Требовательный мужской голос тоже затихал. Скоро она освободится и от него. Наконец он замер вдалеке, и ее голова бессильно упала набок, сознание начало ускользать. Она чувствовала, как ее дыхание становится все реже, реже…
— Проснись, чертова дура, проснись! Я тебе говорю, Синджен! Не смей сдаваться! Просыпайся, чертова кукла!
Эти крики, отозвавшиеся в голове острой болью, привели ее в чувство. Точно так же кричал ее брат Дуглас, но она знала, что это не Дуглас. Он сейчас далеко. У нее было такое чувство, будто она, шатаясь, стоит на краю чего-то очень близкого, но пока еще незримого; ее тянуло шагнуть туда, но она все еще боялась сделать этот шаг, хотя незримое что-то было странно манящим.

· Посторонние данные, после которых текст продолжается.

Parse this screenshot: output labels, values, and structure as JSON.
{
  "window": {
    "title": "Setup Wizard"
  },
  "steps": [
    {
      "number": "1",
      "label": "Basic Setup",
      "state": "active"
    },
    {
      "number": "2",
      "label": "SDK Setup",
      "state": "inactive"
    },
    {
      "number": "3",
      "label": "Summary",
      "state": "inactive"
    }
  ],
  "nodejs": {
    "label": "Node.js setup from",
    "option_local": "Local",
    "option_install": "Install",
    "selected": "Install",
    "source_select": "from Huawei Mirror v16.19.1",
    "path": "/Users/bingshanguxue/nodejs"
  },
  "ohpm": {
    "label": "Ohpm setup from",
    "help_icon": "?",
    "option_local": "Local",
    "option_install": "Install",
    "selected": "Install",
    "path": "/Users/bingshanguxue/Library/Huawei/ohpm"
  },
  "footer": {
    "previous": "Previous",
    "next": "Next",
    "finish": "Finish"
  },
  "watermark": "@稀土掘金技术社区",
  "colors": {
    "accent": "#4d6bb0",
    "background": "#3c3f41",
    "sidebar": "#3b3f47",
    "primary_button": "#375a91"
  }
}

Мужчина снова заорал на нее, громко, резко; от этих звуков у нее раскалывалась голова. Она не могла этого вынести; ей хотелось крикнуть ему, чтобы он замолчал. Она отступила от края неведомой бездны, так злясь на то, что ей помешали, что даже открыла глаза, желая накричать на этого мужчину и потребовать, чтобы он оставил ее в покое. Она раскрыла было рот, но не издала ни звука. Перед ней был самый красивый мужчина, которого она когда-либо видела. Ее сознание вобрало в себя его облик: черные волосы, невероятно синие глаза, ямочку на подбородке; наконец она с трудом проговорила надсадным, сиплым шепотом: «Какой вы красивый». Потом она опять закрыла глаза, так как поняла, что это ангел и она находится в раю. Хорошо, что она здесь не одна, что он рядом…
— Открой глаза, черт бы тебя побрал. Я совсем не красивый, дуреха. Я даже не успел побриться!
— Ангелы не ругаются, — отчетливо произнесла она и снова заставила себя открыть глаза.
— Я не ангел, я твой чертов муж! Проснись, Синджен, проснись сейчас же! Я не позволю тебе больше дрыхнуть! Хватит разыгрывать трагедию, слышишь? Проснись, чтобы тебя черти взяли! Вернись ко мне, немедленно вернись, не то я побью тебя.